LuAnn posò il telefono e si guardò intorno. I finestrini erano affumicati, era improbabile che qualcuno l’avesse riconosciuta, ma comunque non poteva continuare a correre quel rischio. Doveva disfarsi di quella macchina da pappone. E farlo anche in fretta. Il problema era dove. LuAnn non voleva che la vedessero smontare. Una donna alta, dalla faccia striata di sangue secco che trascina una bambina in fasce fuori da una quattro ruote zeppa di cromature, e con sul cofano un fregio pornografico. Non esattamente il ritratto della brava mammina americana. Ma all’improvviso le balenò un’idea. Forse un tantino pericolosa. In ogni caso non c’era alternativa.
LuAnn eseguì un’inversione a U e accelerò. Impiegò una ventina di minuti per arrivare allo sterrato che s’inoltrava tra i boschi. Allungò il collo e scrutò in avanti, oltre il dosso. Finalmente vide la roulotte. Nessun altro veicolo. Nessun movimento. Ma il corpulento figlio di puttana poteva essere ancora in agguato, pronto a metterle nuovamente le mani intorno al collo, pronto a sollevare nuovamente la lama su di lei.
— Se vedi lo stronzo che viene fuori — disse LuAnn ad alta voce a se stessa — lo stiri come uno straccio sotto queste due tonnellate di ferraglia.

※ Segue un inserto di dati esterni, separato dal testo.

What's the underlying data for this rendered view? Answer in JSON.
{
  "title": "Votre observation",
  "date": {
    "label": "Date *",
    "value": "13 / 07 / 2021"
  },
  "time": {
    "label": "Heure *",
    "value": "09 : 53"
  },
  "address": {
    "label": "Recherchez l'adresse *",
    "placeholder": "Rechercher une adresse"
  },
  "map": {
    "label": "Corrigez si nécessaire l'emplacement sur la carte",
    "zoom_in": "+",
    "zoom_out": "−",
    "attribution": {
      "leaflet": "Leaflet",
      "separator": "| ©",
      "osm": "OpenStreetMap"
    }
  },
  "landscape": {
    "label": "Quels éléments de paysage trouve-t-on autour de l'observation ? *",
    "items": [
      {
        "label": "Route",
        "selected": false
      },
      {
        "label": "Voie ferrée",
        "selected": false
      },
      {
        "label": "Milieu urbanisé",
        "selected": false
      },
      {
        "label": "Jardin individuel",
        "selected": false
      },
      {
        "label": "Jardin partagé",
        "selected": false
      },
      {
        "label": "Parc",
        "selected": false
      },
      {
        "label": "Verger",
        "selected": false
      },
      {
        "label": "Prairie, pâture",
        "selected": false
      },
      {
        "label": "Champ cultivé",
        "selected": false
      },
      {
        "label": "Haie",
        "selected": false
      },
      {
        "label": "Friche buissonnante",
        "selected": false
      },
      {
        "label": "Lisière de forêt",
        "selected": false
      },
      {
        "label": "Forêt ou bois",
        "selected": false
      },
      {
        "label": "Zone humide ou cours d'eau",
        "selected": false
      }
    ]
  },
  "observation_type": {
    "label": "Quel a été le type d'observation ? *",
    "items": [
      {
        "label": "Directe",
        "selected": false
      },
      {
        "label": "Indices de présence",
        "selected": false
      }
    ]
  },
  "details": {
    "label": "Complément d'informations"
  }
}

La macchina si fermò davanti alla roulotte. Tutto era fermo. LuAnn abbassò il finestrino e rimase in ascolto. Nessun suono, né dentro né fuori la Airstream. Tolse un fazzolettino di carta dalla borsa di Lisa. Ripulì metodicamente il volante, le maniglie e il telefono cellulare. Poi tutte le superfici che aveva toccato, o che credeva di aver toccato, all’interno dell’auto. Anche lei aveva guardato alcuni episodi di America’s Most Wanted, il famoso programma televisivo in cui il pubblico poteva aiutare a catturare pericolosi criminali in fuga. Anche lei aveva imparato qualche trucco. E se ci fosse stato meno pericolo, sarebbe anche entrata nella roulotte e avrebbe ripulito il telefono. Ma era inutile. In quel lercio rimorchio ci aveva vissuto per oltre due anni, le sue impronte erano dappertutto.
LuAnn scese dalla macchina, infilò nel seggiolino portatile di Lisa tutto il contante che le riuscì di far entrare. Cercò di sistemarsi alla meglio la maglietta strappata, con il braccio funzionante afferrò il seggiolino con Lisa e si incamminò per la radura, in direzione della stradina.
Dall’interno della roulotte, due occhi scuri stavano osservando la frettolosa partenza di LuAnn, cogliendone ogni dettaglio. Quando all’improvviso lei si girò per gettare tutt’intorno uno sguardo circospetto, l’uomo arretrò d’istinto in un ritaglio di tenebre più fitte. LuAnn Tyler non lo conosceva, ma non era il caso di correre rischi. La mano destra scese ad appoggiarsi sul calcio della 9mm semiautomatica infilata nella cintura dei pantaloni, sotto il giubbotto di pelle chiuso a metà. Fuori, LuAnn Tyler e sua figlia stavano scomparendo oltre la sommità del dosso.